1) Kundgebung „Nein zur Annexion“ am 25.7.2020
Dass Sie die Beschreibung von Israel als siedlerkolonialistischen Staat mit apartheidähnlichen Strukturen für „widerlegt“ halten, zeugt von mangelnder Sachkenntnis. Eine ausführliche Begründung für diese Festlegung finden Sie unter anderem in akademischen Standardwerken wie The Birth of the Palestinian Refugee Problem 1947–1949 von Benny Morris und Die ethnische Säuberung Palästinas von Ilan Pappé, deren Autoren übrigens beide israelische Historiker sind. Im Jahre 2017 hat die Wirtschafts- und Sozialkommission für Westasien (ESCWA), eine Kommission der Vereinten Nationen, den von internationalen Expert*innen verfassten Bericht „Israeli Practices towards the Palestinian People and the Question of Apartheid“ veröffentlicht, in dem gemäß Paragraph II der Internationalen Konvention über die Unterdrückung und Bestrafung des Verbrechens der Apartheid (1973) ausdrücklich behauptet und belegt wird, dass Israel nach der international etablierten Definition in der Tat Apartheid praktiziert.
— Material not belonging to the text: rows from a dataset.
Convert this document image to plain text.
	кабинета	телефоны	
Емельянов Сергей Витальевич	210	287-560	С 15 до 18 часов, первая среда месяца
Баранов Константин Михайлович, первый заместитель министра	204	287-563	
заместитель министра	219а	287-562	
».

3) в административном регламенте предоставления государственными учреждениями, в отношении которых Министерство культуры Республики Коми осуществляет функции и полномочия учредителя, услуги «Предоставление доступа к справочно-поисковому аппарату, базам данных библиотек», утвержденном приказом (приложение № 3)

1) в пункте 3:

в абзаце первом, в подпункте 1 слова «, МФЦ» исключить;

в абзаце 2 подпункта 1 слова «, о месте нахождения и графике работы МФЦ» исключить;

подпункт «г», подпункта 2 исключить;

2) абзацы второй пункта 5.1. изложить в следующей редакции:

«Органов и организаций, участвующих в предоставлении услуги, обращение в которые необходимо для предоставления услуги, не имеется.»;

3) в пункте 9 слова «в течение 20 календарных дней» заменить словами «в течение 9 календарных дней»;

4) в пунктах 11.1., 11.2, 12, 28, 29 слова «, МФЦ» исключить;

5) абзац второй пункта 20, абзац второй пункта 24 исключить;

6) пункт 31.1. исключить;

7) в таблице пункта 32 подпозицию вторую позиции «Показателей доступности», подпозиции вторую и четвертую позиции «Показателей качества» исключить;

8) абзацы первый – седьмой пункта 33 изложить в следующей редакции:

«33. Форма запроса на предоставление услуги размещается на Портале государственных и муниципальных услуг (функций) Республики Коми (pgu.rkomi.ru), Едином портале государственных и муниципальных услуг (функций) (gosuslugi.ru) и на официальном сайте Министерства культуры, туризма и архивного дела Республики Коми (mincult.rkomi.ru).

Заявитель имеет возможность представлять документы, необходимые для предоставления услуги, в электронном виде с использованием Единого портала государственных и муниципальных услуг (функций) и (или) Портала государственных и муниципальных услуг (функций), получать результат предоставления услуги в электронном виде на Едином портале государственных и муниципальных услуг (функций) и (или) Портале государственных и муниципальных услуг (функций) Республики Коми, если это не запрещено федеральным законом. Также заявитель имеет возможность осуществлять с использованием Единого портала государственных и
Natürlich steht es Ihnen frei, Gegenargumente anzuführen; diese Aussage als „Deligitimierung und Dämonisierung“ zu beschreiben ist aber schlicht unseriös, zumal damit der schwerwiegende Vorwurf des Antisemitismus begründet werden soll.
Weiter suggerieren Sie, dass der Ruf „From the River to the Sea, Palestine will be free“ an sich antisemitisch sei. Dabei fordert er lediglich, dass diese Region – also das historische Palästina, das erst ab 1948 „Israel“ genannt wurde – von der Ungerechtigkeit befreit werden soll, die gegenwärtig herrscht. Die von manchen beschworene „Zerstörung“ Israels ist dabei nicht das Ziel, sondern die Beendigung von Besatzung und Ungleichheit. Und was den palästinensischen Widerstand betrifft, so ist das Recht auf Widerstand gegen militärische Besatzung im Zusatzprotokoll I der Genfer Konvention von 1977 verbrieft. Selbstverständlich verurteilen sowohl Palästina Antikolonial als auch die Jüdische Stimme für gerechten Frieden in Nahost Anschläge auf Zivilist*innen, die abscheulich und menschenverachtend sind. Die Delegitimierung von bewaffnetem Widerstand an sich entspricht aber keiner völkerrechtlichen Norm…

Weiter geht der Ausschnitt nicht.